Although IL-6 levels in BALF of the ICIaP group were significantly increased compared to all control groups in our study, their origin remains uncertain. According to a recent study by our group, IL-6 was not significantly increased in BALF of patients with untreated lung cancer and other lung diseases (sarcoidosis, ILD), deeming IL-6 appropriate as biomarker of unspecific inflammation (Bezel et al. 2021). These findings correspond to the results of our study, where solely ICIaP showed elevated levels of IL-6. Therefore, increased IL-6 levels in our study could originate from inflammation due to ICIaP. However, enhanced and polarized through IL-6 expression, Th17 cells may serve as a more precise biomarker. Determining Th17-cell count, IL-21, IL-22 and subgroups of IL-17 including IL-17A in BALF and serum, respectively, might be indispensable to gain further knowledge about their role in immune-related pneumonitis. At least, there is one study showing significant association of elevated levels of IL-17A in BALF and serum of patients with ICIaP (Wang et al. 2020). The results from our study partially support the findings from the aforementioned study, as we also detected elevated levels of IL-17A in BALF of ICIaP that proved to be significantly higher compared to patients with lung cancer and patients with ILD other than ICIaP, but not in comparison to healthy subjects.

Owed to the broad inflammatory response of IL-6, there is little use for IL-6 as single diagnostic tool. However, as important element of pathogenesis in several diseases, antibodies against IL-6 might be used as therapeutic approach. Initially used for treatment of RA, the anti-IL-6R antibody Tocilizumab has since been successfully approved for therapy of systemic juvenile idiopathic arthritis and polyarticular juvenile idiopathic arthritis (Sheppard et al. 2017).

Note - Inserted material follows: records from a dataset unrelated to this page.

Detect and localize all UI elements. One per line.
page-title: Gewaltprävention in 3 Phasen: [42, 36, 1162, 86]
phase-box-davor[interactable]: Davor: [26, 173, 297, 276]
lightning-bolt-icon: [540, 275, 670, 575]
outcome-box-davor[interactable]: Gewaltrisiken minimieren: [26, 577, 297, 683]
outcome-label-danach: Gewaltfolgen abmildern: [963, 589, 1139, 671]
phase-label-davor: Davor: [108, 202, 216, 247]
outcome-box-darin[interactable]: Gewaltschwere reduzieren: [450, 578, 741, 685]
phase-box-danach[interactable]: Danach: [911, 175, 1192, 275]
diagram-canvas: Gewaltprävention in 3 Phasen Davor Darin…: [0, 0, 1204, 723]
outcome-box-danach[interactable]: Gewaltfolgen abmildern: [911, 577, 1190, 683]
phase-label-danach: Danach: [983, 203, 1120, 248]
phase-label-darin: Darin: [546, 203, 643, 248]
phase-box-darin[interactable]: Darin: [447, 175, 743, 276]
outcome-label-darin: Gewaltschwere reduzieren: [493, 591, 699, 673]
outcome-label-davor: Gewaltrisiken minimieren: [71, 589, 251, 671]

Due to the importance of IL-6 in immune response, Tocilizumab may have the potential to play a similarly important role in regulation thereof, as there are numerous preclinical and clinical studies investigating further example of application such as giant cell arteritis, polymyalgia rheumatica and large vessel vasculitis (Sheppard et al. 2017). However, IL-6 is known to act ambiguous in relation to cancer, both promoting tumor growth and impeding tumor growth by immune stimulation (Fisher et al. 2014). Although some studies have shown very promising results in targeting IL-6–IL-6R axis with Tocilizumab (Esfahani et al. 2020; Kampan et al. 2018; Stroud et al. 2019), concern remains, if manipulation of IL-6 may also support tumor growth as it has been discussed in the past (Kumari et al. 2016).

There are several limitations to this study. First, a relatively small number of patients treated with ICI paired with low incidence of ICIaP resulted in a small sample size. Consequently, general validity of results is limited. Second, albeit BAL is widely accepted as valid tool for assessing the cellular composition of the alveolar compartment and, thus, for contributing to diagnosis of various lung diseases (Gharsalli et al. 2018), it presents constraints owed to dilution necessary to acquire BALF. Therefore, lower cytokine readings in BALF may go undetected, which could skew data and lead to flawed conclusions.

Conclusion

Cytokine profile assessed through BAL shows promising potential for facilitating diagnosis and understanding of the pathophysiology of ICIaP. As such, IL-6 seems to play a relevant role, which may herald also therapeutic implications for the use of Tocilizumab. In addition, importance of Th17-cells in pathogenesis of ICIaP appears worthy of future investigations. Further studies will have to be conducted to determine indications of cytokine analysis in BALF in patients with suspected ICIaP.